L’Association des compagnies d’assurance et de réassurance (ACAL) a proposé à ses membres d’encaisser les paiements des diverses polices d’assurance contractées par les citoyens, soit dans la devise du contrat (en dollars), soit dans son équivalent en livres libanaises (LL) mais au taux du marché (presque 4 000 LL/1 $ aujourd’hui) et non plus au taux officiel de 1 507 LL.
Bien sûr, les compagnies d’assurance se sont pliées à la volonté de leur association et ont accordé aux citoyens le délai d’une petite semaine avant l’application de cette décision, à partir du 1er mai 2020. Les intermédiaires d’assurance (brokers), quant à eux, « ont fait preuve de compréhension concernant cette proposition », toujours selon l’ACAL. Cette proposition est justifiée principalement par le fait que les montants des contrats de réassurance sont réglés par transferts bancaires à l’étranger en dollars américains « frais » procurés au prix du marché, et ce depuis sept mois, toujours selon l’ACAL.

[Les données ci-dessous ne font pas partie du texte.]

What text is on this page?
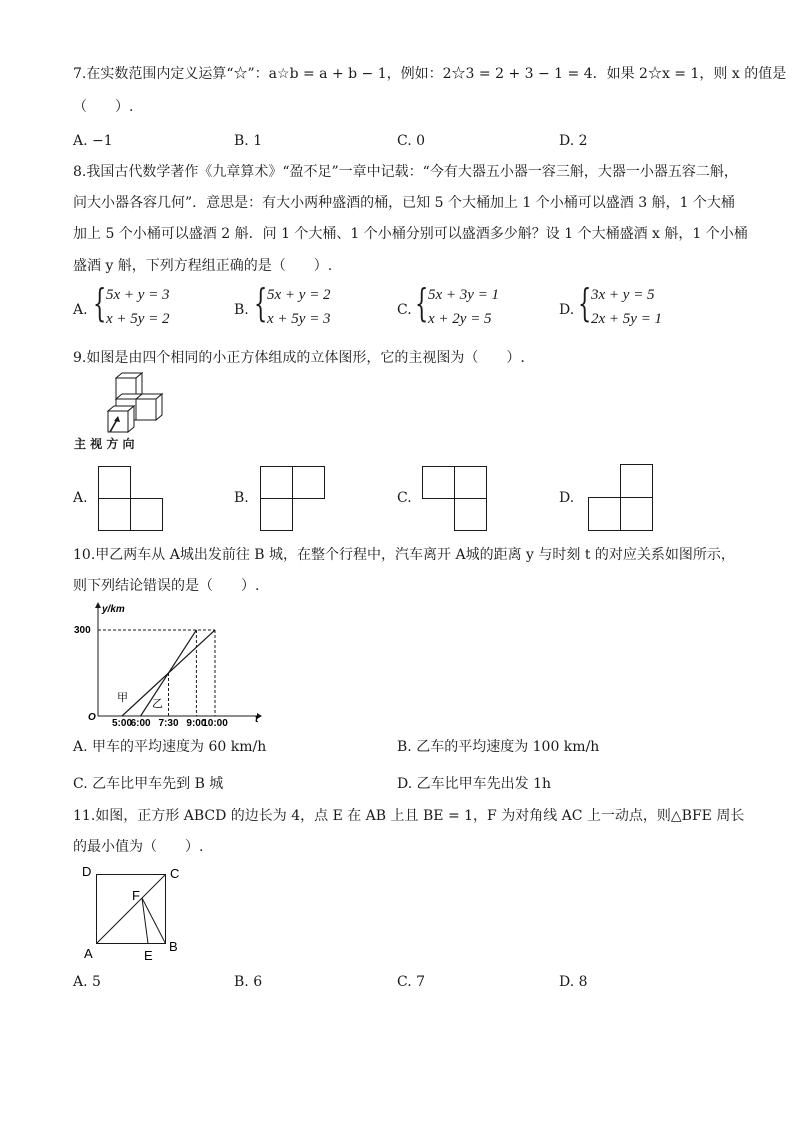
7.在实数范围内定义运算“☆”：a☆b = a + b − 1，例如：2☆3 = 2 + 3 − 1 = 4．如果 2☆x = 1，则 x 的值是
（　　）.
A. −1	B. 1	C. 0	D. 2
8.我国古代数学著作《九章算术》“盈不足”一章中记载：“今有大器五小器一容三斛，大器一小器五容二斛，
问大小器各容几何”．意思是：有大小两种盛酒的桶，已知 5 个大桶加上 1 个小桶可以盛酒 3 斛，1 个大桶
加上 5 个小桶可以盛酒 2 斛．问 1 个大桶、1 个小桶分别可以盛酒多少斛？设 1 个大桶盛酒 x 斛，1 个小桶
盛酒 y 斛，下列方程组正确的是（　　）.
A. { 5x + y = 3
x + 5y = 2
B. { 5x + y = 2
x + 5y = 3
C. { 5x + 3y = 1
x + 2y = 5
D. { 3x + y = 5
2x + 5y = 1
9.如图是由四个相同的小正方体组成的立体图形，它的主视图为（　　）.
主 视 方 向
A.	B.	C.	D.
10.甲乙两车从 A城出发前往 B 城，在整个行程中，汽车离开 A城的距离 y 与时刻 t 的对应关系如图所示，
则下列结论错误的是（　　）.
y/km
300
O	t
5:00
6:00 7:30 9:00
10:00
甲 乙
A. 甲车的平均速度为 60 km/h	B. 乙车的平均速度为 100 km/h
C. 乙车比甲车先到 B 城	D. 乙车比甲车先出发 1h
11.如图，正方形 ABCD 的边长为 4，点 E 在 AB 上且 BE = 1，F 为对角线 AC 上一动点，则△BFE 周长
的最小值为（　　）.
D	C
F
A	E
B
A. 5	B. 6	C. 7	D. 8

Or la majorité des coûts des compagnies d’assurance sont toujours les mêmes, et sur la base d’un dollar au taux officiel de 1 507 LL. Par exemple :
Les montants des salaires de leurs employés, payés en LL, sont toujours les mêmes quel que soit le taux le change.
Toutes leurs taxes et frais administratifs, calculés et payés en LL, sont toujours les mêmes quel que soit le taux de change.
Leurs frais de fonctionnement d’électricité, de fuel, de téléphone fixe ou mobile, d’internet, l’essence, même les loyers… sont toujours payés en LL, au taux officiel de 1 507 LL.
Leurs prêts bancaires, lignes de crédit… même ceux contractés en dollars, et les intérêts qu’elles payent, sont toujours payables en LL, au taux officiel de 1 507 LL.
Les factures des hôpitaux, dans le cadre des polices d’assurance médicale par exemple, leur sont toujours facturées en LL, aux mêmes tarifs calculés sur la base d’un taux de change à 1 507 LL.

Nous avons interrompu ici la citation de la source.